(Mani Shankar Aiyar is a Congress MP in the Rajya Sabha)
The worst of a coalition of opposites, such as we have in Jammu & Kashmir, is that to keep the alliance going, the partners indulge in what can only be described as "competitive communalism".
Nothing else explains how an otherwise decent Chief Minister could have made the appalling suggestion that he would construct a series of habitations in the Valley into which he would funnel returning Kashmiri Pandits, thereby reducing the proposed exclusively Pandit communities to a string of Bantustans, as the apartheid regime in South Africa had done to definitively separate White from Black. Fortunately, Mufti Sahib has now fudged his original intention by claiming he was misunderstood. But the proposal has not been withdrawn, merely kept for the moment in abeyance.
Hence, on the one hand, the movement for a Panun Kashmir, carved out of a portion of the Valley, where the Hindus would live isolated from, and apart from, the Valley Muslims, and not in composite neighbourhoods. It is a repudiation of the essence of Kashmiriyat, an institutionalization of the wholly bogus line that Hindus and Muslims cannot live together in the Valley, that they must remain separated. This is the line favoured by the bulk of the Jammu BJP. Stopping short of the Panun Kashmir line, but not going so far as to draw the Hindu-Muslim divide along the Chenab river that divides Kashmir from Jammu (as the Pakistanis have sometimes suggested), the PDP has sought to bridge the two positions by placing on the table for discussion the establishment of a series of Hindu Bantustans in the Valley. In practical terms, there is little to choose between the Panun Kashmir proposal and the Mufti proposal. Both would spell the end of the spirit of Kashmiriyat and institutionalize a gulf between Pandit and Muslim that was never part of the traditional unique ethos of the State, where the two communities have lived in peaceful harmony for centuries.
Why did Jagmohan panic? He has provided the answers himself in his book, My Frozen Turbulence in Kashmir, a detailed apologia for his actions during the disaster that overtook the Valley in his brief term. He arrived just as extremist elements began filling the governance void in Srinagar consequent on the elected Farooq Abdullah government resigning office and Governor Krishna Rao doing the same in the wake of the VP Singh government refusing to heed their cautionary advice against the State government releasing dreaded convicted terrorists in exchange for the release of the kidnapped daughter of the then Union Home Minister, the same Mufti who is now Chief Minister of the State.
On page 478 of his book, Jagmohan quotes his Additional Director-General of police. He says that in the period between December 1989 and May 1990 (Governor Jagmohan's term), a total of 134 innocent persons were assassinated. Of these, says the Additional DG, as many as 71 were Hindus. Elementary mathematics would show, although the additional DG is not quoted as saying so, that this must mean 63 were Muslims. In other words, the number of Muslims killed was just eight less than the number of Hindus killed. This was not a communal massacre. It was a massacre of loyal Indians by thugs and terrorists.

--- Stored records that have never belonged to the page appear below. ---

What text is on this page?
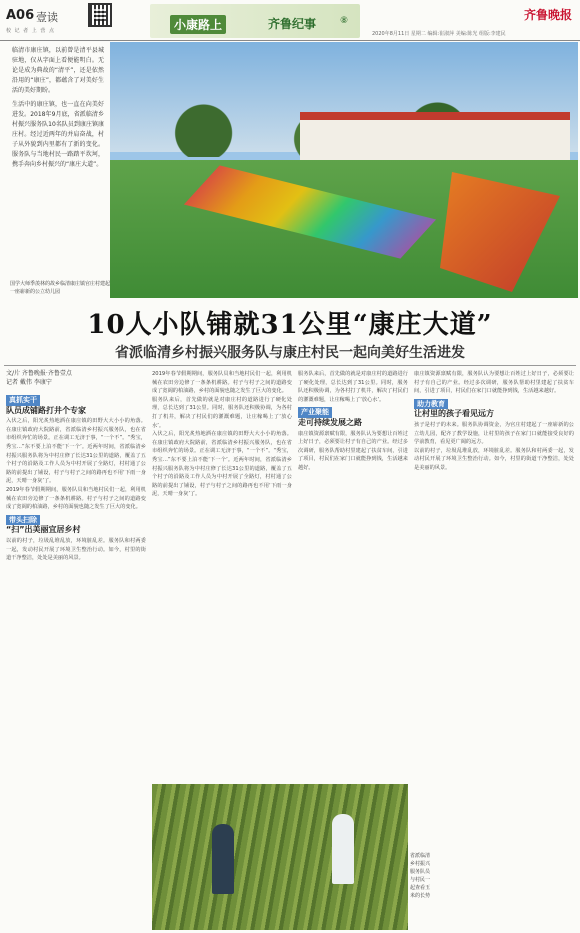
A06 壹读
校 记 者 上 营 点	小康路上	齐鲁纪事	⑧	齐鲁晚报
2020年8月11日 星期二 编辑:崔淑萍 美编:陈光 组版:李建民

临清市康庄镇，以前曾是清平县城驻地，仅从字面上看便能明白。无论是成为典故的“清平”，还是依然沿用的“康庄”，都蕴含了对美好生活的美好期盼。

生活中的康庄镇，也一直在向美好进发。2018年9月底，省派临清乡村振兴服务队10名队员到康庄镇康庄村。经过近两年的并肩奋战，村子从外貌到内里都有了新的变化。服务队与当地村民一路踏平坎坷，携手奔向乡村振兴的“康庄大道”。

国学大师季羡林的故乡临清康庄镇官庄村建起一座崭新的公立幼儿园

10人小队铺就31公里“康庄大道”
省派临清乡村振兴服务队与康庄村民一起向美好生活进发
文/片 齐鲁晚报·齐鲁壹点
记者 戴伟 李康宁
真抓实干
队员成铺路打井个专家

入伏之后，阳光炙热地洒在康庄镇的田野大大小小的角落。在康庄镇政府大院路前，省派临清乡村振兴服务队，也在省市组织奔忙的场景。正在调工无济于事，“一个不”。“秀宝，秀宝…”东不要上泊不能‘下一个’。近两年时间，省派临清乡村振兴服务队将为中村庄修了长达31公里的道路，覆盖了五个村子的沿路及工作人员为中村开展了全路灯，村村通了公路的前提出了铺设，村子与村子之间的路再也不用‘下雨一身泥，天晴一身灰’了。

2019年春节假期期间，服务队员和当地村民们一起，利用机械在农田旁边修了一条条机耕路。村子与村子之间的道路变成了宽阔的柏油路，乡村的面貌也随之发生了巨大的变化。

带头扫除
“扫”出美丽宜居乡村

以前的村子，垃圾乱堆乱放，环境脏乱差。服务队和村两委一起，发动村民开展了环境卫生整治行动。如今，村里的街道干净整洁，处处是美丽的风景。

2019年春节假期期间，服务队员和当地村民们一起，利用机械在农田旁边修了一条条机耕路。村子与村子之间的道路变成了宽阔的柏油路，乡村的面貌也随之发生了巨大的变化。

服务队来后，首先做的就是对康庄村的道路进行了硬化处理，总长达到了31公里。同时，服务队还积极协调，为各村打了机井，解决了村民们的灌溉难题，让庄稼喝上了‘放心水’。

入伏之后，阳光炙热地洒在康庄镇的田野大大小小的角落。在康庄镇政府大院路前，省派临清乡村振兴服务队，也在省市组织奔忙的场景。正在调工无济于事，“一个不”。“秀宝，秀宝…”东不要上泊不能‘下一个’。近两年时间，省派临清乡村振兴服务队将为中村庄修了长达31公里的道路，覆盖了五个村子的沿路及工作人员为中村开展了全路灯，村村通了公路的前提出了铺设，村子与村子之间的路再也不用‘下雨一身泥，天晴一身灰’了。

服务队来后，首先做的就是对康庄村的道路进行了硬化处理，总长达到了31公里。同时，服务队还积极协调，为各村打了机井，解决了村民们的灌溉难题，让庄稼喝上了‘放心水’。

产业聚能
走可持续发展之路

康庄镇资源禀赋有限，服务队认为要想让百姓过上好日子，必须要让村子有自己的产业。经过多次调研，服务队帮助村里建起了扶贫车间，引进了项目，村民们在家门口就能挣到钱，生活越来越好。

康庄镇资源禀赋有限，服务队认为要想让百姓过上好日子，必须要让村子有自己的产业。经过多次调研，服务队帮助村里建起了扶贫车间，引进了项目，村民们在家门口就能挣到钱，生活越来越好。

助力教育
让村里的孩子看见远方

孩子是村子的未来。服务队协调资金，为官庄村建起了一座崭新的公立幼儿园，配齐了教学设施，让村里的孩子在家门口就能接受良好的学前教育，看见更广阔的远方。

以前的村子，垃圾乱堆乱放，环境脏乱差。服务队和村两委一起，发动村民开展了环境卫生整治行动。如今，村里的街道干净整洁，处处是美丽的风景。

省派临清乡村振兴服务队员与村民一起查看玉米的长势
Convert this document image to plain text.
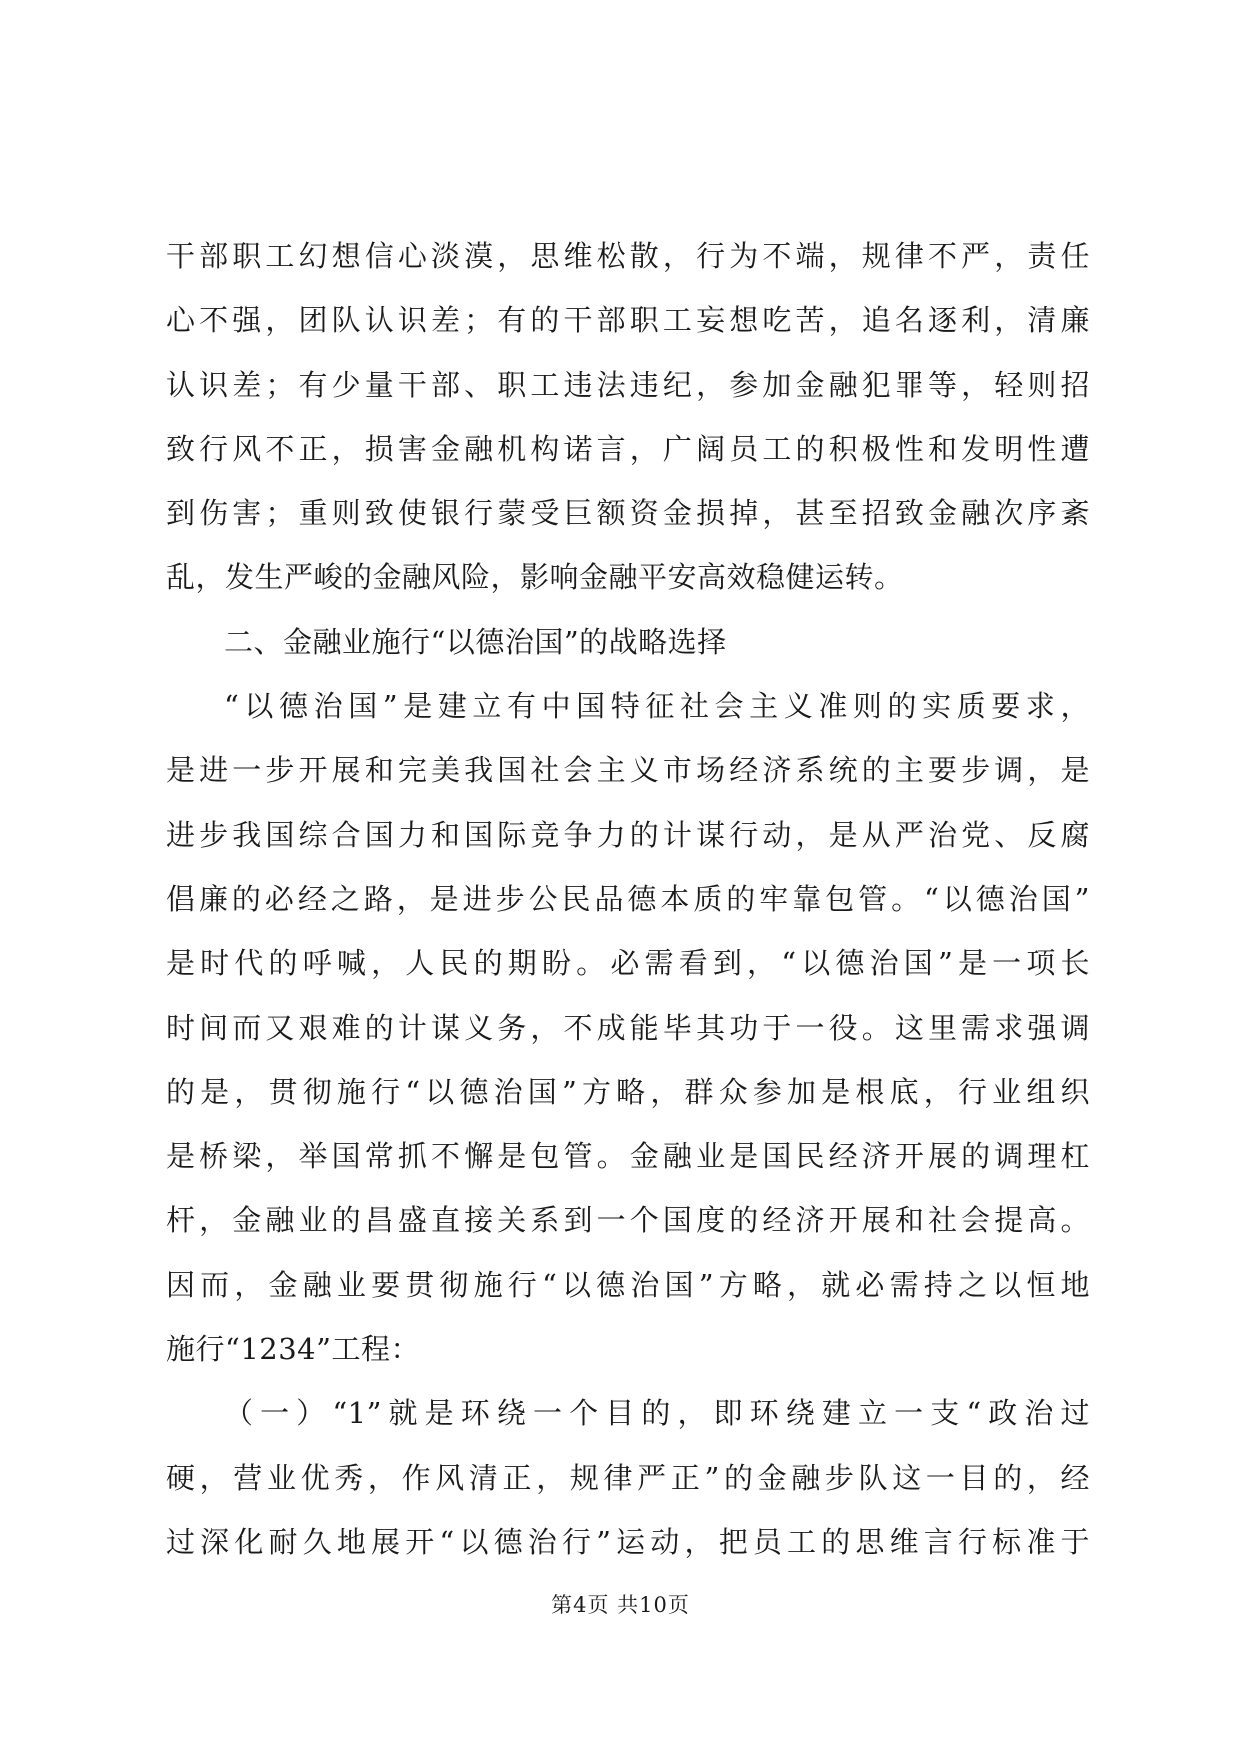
干部职工幻想信心淡漠，思维松散，行为不端，规律不严，责任
心不强，团队认识差；有的干部职工妄想吃苦，追名逐利，清廉
认识差；有少量干部、职工违法违纪，参加金融犯罪等，轻则招
致行风不正，损害金融机构诺言，广阔员工的积极性和发明性遭
到伤害；重则致使银行蒙受巨额资金损掉，甚至招致金融次序紊
乱，发生严峻的金融风险，影响金融平安高效稳健运转。
二、金融业施行“以德治国”的战略选择
“以德治国”是建立有中国特征社会主义准则的实质要求，
是进一步开展和完美我国社会主义市场经济系统的主要步调，是
进步我国综合国力和国际竞争力的计谋行动，是从严治党、反腐
倡廉的必经之路，是进步公民品德本质的牢靠包管。“以德治国”
是时代的呼喊，人民的期盼。必需看到，“以德治国”是一项长
时间而又艰难的计谋义务，不成能毕其功于一役。这里需求强调
的是，贯彻施行“以德治国”方略，群众参加是根底，行业组织
是桥梁，举国常抓不懈是包管。金融业是国民经济开展的调理杠
杆，金融业的昌盛直接关系到一个国度的经济开展和社会提高。
因而，金融业要贯彻施行“以德治国”方略，就必需持之以恒地
施行“1234”工程：
（一）“1”就是环绕一个目的，即环绕建立一支“政治过
硬，营业优秀，作风清正，规律严正”的金融步队这一目的，经
过深化耐久地展开“以德治行”运动，把员工的思维言行标准于
第4页 共10页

The rhetoric was communal, but the victims were almost equally Hindus and Muslims.
Whose misrule? Whose maladministration? Governor Jagmohan's, of course. He had taken undue and unwarranted advantage of the J&K Constitution to dissolve the duly elected assembly and assume dictatorial powers of governing the State. Indeed, it was the extent and depth of his misrule that led to VP Singh recalling him within six months. There could be no more damning indictment of the suffering he caused the people of Jammu & Kashmir, specifically the Pandits whom he had deprived of home and hearth instead of throwing a protective arm around the collective shoulders of all Kashmiris, Hindu or Muslim. For a quarter of a century, we have continued to rue that misrule.
The doors and windows of all Kashmiris must be opened to all Kashmiris without regard to religion.